Living up to Death

Paul Ricoeur, David Pellauer (Trans.), Living up to Death, University of Chicago Press, 2009, 108pp., $22.50 (hbk), ISBN 9780226713496.

Reviewed by Charles Reagan, Kansas State University

This is a strange book requiring a strange review. It is the publication of some of Paul Ricoeur's previously unpublished writing, which he himself did not intend to publish. The first part of the book comes from notes he made in 1995-96 on the topic of death. After they were written, they were left in a folder and he never returned to them again. In the second part of the book are some of the "fragments" he wrote during his last days, mostly brief reflections on topics which preoccupied him such as life and death, Christianity, his faith and his philosophy, the Bible, his friend Jacques Derrida and resurrection. There is a Preface by Olivier Abel, a long-time friend of Ricoeur's and a Postface by Catherine Goldenstein, also a very close friend for his last ten years.

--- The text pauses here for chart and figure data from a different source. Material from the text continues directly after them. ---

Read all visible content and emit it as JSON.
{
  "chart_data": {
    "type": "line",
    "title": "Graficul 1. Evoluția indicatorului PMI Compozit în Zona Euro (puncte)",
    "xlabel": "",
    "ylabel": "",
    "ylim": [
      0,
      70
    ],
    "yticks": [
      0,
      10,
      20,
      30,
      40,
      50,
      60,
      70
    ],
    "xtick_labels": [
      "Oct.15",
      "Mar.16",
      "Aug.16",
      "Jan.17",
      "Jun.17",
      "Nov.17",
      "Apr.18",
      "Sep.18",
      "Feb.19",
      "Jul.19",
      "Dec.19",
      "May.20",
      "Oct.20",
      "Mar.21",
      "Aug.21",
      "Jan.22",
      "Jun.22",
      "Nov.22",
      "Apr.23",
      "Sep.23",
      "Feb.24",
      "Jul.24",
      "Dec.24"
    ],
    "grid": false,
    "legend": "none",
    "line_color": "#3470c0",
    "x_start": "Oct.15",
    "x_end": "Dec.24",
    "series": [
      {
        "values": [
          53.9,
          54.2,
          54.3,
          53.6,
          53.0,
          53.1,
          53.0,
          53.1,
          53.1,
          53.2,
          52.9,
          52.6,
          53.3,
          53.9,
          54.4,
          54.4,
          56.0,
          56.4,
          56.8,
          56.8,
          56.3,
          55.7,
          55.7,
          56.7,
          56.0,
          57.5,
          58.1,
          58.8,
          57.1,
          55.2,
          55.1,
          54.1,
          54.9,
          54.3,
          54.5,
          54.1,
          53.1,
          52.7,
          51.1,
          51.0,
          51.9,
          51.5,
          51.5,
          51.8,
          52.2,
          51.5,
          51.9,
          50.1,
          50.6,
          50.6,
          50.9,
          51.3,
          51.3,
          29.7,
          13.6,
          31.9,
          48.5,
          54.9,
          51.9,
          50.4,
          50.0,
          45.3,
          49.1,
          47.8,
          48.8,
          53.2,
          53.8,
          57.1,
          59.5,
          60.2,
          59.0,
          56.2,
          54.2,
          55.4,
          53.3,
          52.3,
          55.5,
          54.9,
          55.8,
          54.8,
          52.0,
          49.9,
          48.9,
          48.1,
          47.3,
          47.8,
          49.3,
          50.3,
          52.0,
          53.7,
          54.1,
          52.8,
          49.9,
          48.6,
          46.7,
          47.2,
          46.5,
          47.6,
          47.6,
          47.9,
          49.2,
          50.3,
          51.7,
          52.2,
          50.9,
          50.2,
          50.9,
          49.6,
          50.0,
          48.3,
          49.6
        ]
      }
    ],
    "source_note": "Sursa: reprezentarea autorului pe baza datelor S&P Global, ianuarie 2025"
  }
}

I would recommend that the reader begin with Catherine Goldenstein's Postface because it explains the origin of the texts and why she thought they should be published. Ms. Goldenstein, a member of the Protestant temple in Chatenay-Malabry, befriended the Ricoeurs in the early 1990s, when Ricoeur's wife Simone was in declining health. Ms. Goldenstein came to their house most afternoons to have conversation and tea with the Ricoeurs and was especially important to Simone when Ricoeur was lecturing in other cities. She helped Ricoeur in his mourning for Simone after her death in 1998 and was especially helpful to him in his last year of decline.